William Patrick FosterAugust 28, 2010 William Patrick Foster, creator of the Florida A&M University “Marching 100,” died.

Foster was born August 25, 1919 in Kansas City, Kansas. He earned his Bachelor of Music Education degree from the University of Kansas in 1941, his Master of Arts degree in music from Wayne State University in 1950, and his Doctor of Education degree in music from Teachers College, Columbia University in 1955.

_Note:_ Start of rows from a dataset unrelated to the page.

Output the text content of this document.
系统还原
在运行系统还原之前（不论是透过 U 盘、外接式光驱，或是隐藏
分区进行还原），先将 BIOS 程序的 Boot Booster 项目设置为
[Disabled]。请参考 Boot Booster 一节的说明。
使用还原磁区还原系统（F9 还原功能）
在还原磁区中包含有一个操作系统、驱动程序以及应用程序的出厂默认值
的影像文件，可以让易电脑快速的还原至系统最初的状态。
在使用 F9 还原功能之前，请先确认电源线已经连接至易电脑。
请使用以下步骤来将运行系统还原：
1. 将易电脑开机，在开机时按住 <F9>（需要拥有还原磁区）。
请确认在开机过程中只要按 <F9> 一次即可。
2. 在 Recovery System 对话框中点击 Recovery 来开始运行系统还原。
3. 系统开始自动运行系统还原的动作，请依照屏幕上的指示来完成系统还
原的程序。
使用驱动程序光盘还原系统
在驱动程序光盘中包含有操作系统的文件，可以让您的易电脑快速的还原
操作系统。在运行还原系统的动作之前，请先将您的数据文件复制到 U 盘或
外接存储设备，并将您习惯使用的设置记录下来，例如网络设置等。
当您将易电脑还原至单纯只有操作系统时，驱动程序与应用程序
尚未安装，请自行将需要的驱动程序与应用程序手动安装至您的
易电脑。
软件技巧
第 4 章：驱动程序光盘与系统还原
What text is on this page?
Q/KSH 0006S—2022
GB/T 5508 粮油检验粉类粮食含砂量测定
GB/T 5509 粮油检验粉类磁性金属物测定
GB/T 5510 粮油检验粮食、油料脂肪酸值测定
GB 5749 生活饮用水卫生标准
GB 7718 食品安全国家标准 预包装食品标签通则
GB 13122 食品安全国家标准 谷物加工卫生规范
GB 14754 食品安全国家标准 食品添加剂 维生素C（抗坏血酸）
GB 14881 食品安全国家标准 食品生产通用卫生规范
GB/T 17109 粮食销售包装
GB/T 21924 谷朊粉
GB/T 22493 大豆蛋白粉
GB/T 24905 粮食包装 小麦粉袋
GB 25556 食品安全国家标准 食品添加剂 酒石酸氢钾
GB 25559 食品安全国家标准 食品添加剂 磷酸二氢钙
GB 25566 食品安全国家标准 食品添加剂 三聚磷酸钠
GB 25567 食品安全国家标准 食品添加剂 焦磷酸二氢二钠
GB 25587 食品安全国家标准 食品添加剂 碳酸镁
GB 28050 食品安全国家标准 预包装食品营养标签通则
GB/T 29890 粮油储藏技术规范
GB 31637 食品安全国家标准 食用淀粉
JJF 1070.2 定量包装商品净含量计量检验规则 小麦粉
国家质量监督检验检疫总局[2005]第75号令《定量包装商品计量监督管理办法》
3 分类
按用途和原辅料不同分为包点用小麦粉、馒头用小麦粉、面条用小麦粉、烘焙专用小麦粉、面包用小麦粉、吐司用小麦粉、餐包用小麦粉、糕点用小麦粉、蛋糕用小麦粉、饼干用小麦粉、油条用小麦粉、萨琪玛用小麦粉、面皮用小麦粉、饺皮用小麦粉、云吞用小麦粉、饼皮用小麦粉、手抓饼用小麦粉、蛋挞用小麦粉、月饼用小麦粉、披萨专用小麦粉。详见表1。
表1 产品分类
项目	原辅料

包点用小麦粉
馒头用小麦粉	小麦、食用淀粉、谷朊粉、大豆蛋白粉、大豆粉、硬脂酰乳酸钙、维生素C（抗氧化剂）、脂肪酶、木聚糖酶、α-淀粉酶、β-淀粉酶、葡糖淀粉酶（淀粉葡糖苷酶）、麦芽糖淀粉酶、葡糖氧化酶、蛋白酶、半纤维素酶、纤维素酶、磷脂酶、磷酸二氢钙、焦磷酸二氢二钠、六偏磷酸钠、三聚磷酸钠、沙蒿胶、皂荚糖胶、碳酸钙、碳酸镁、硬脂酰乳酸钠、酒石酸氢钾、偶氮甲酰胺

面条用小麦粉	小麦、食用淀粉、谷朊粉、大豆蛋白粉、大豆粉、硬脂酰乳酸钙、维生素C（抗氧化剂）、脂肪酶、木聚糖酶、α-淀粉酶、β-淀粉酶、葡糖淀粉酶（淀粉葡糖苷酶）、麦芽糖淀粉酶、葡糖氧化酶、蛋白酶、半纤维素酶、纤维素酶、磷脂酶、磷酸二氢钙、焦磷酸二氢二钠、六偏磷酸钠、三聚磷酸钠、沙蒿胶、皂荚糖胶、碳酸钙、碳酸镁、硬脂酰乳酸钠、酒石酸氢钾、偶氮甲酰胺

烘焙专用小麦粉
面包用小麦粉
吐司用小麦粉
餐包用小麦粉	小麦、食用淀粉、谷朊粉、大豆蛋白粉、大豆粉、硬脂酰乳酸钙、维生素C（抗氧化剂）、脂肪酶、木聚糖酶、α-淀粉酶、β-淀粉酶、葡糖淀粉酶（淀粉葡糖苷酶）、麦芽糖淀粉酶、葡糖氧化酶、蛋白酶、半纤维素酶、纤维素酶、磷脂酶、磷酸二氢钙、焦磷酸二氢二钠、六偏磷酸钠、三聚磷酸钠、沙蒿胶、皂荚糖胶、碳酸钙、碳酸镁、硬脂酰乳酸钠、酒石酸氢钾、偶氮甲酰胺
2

When Foster became director of the band in 1946, the school was known as the Florida Agricultural and Mechanical College for Negroes. He introduced over 30 new techniques to the band which have become standard procedures for high school and college bands nationwide. In 1989, France chose the Florida A&M band as America’s official representative in the Bastille Day Parade celebrating the Bicentennial of the French Revolution. In 1992, Sports Illustrated Magazine declared the Florida A&M band the best marching band in the country.

Foster retired in 1998 and was the first recipient of the United States Achievement Academy Hall of Fame Award. Also in 1998, he was elected to the National Band Association Hall of Distinguished Band Conductors, the most prestigious honor a bandmaster can receive. Foster authored “Band Pageantry: A Guide for the Marching Band” and “The Man Behind the Baton.”